11.    Ação de indemnização — Caráter autónomo — Esgotamento dos meios processuais internos — Exceção — Possibilidade de o juiz da União identificar o caráter e o quantum do dano alegado

[Artigos 268.° TFUE e 340.°, segundo e terceiro parágrafos, TFUE; Regulamento de Processo do Tribunal Geral (1991), artigo 44.°, n.° 1, alínea c)]

12.    Responsabilidade extracontratual — Requisitos — Ilegalidade — Prejuízo — Nexo de causalidade — Falta de um dos requisitos — Improcedência total da ação de indemnização

(Artigo 340.°, segundo parágrafo, TFUE)

13.    Política económica e monetária — Política económica — Coordenação das políticas económicas — Mecanismo Europeu de Estabilidade — Celebração de um memorando de entendimento que prevê a conversão em ações dos depósitos não garantidos de um banco nacional e o congelamento temporário de outros depósitos não garantidos desse banco — Compatibilidade com o direito de propriedade dos depositantes — Apreciação da existência de medidas menos restritivas — Consideração da urgência da situação

(Carta dos Direitos Fundamentais da União Europeia, artigos 17.°, n.° 1, e 52.°, n.° 1; Tratado que institui o Mecanismo Europeu de Estabilidade, artigo 12.°)

14.    Direitos fundamentais — Carta dos Direitos Fundamentais da União Europeia — Limitação do exercício dos direitos e liberdades consagrados na Carta — Pressupostos — Pressuposto da inscrição da limitação na lei — Alcance

(Carta dos Direitos Fundamentais da União Europeia, artigo 52.°, n.os 1 e 3)

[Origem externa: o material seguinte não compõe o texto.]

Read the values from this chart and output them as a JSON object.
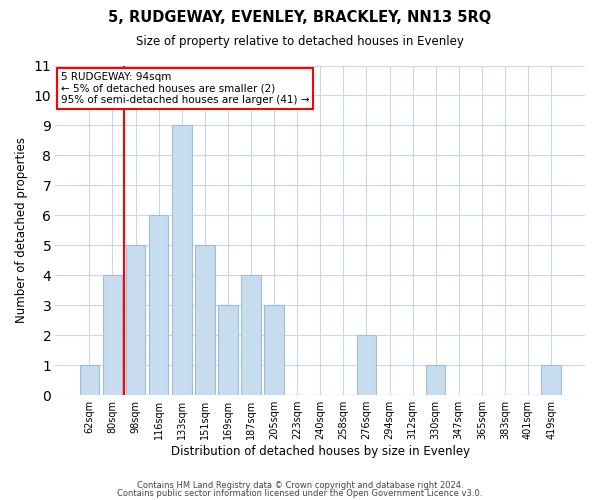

15.    Responsabilidade extracontratual — Requisitos — Ato normativo que implica opções técnicas e apreciações complexas — Violação suficientemente caracterizada de uma norma superior de direito que confere direitos aos particulares — Exigência de violação manifesta e grave dos limites do amplo poder de apreciação do legislador da União

(Artigo 340.° TFUE)

16.    Política económica e monetária — Política económica — Coordenação das políticas económicas — Mecanismo Europeu de Estabilidade — Conclusão de um memorando de entendimento que prevê a conversão em ações dos depósitos não garantidos de um banco nacional e o congelamento temporário de outros depósitos não garantidos desse banco — Compatibilidade com o direito de propriedade dos depositantes — Existência de situações comparáveis — Tratamento diferente dos outros Estados‑Membros da zona euro que beneficiaram de assistência financeira — Violação — Requisitos

(Carta dos Direitos Fundamentais da União Europeia, artigo 17.°, n.° 1; Tratado que institui o Mecanismo Europeu de Estabilidade, artigo 12.°)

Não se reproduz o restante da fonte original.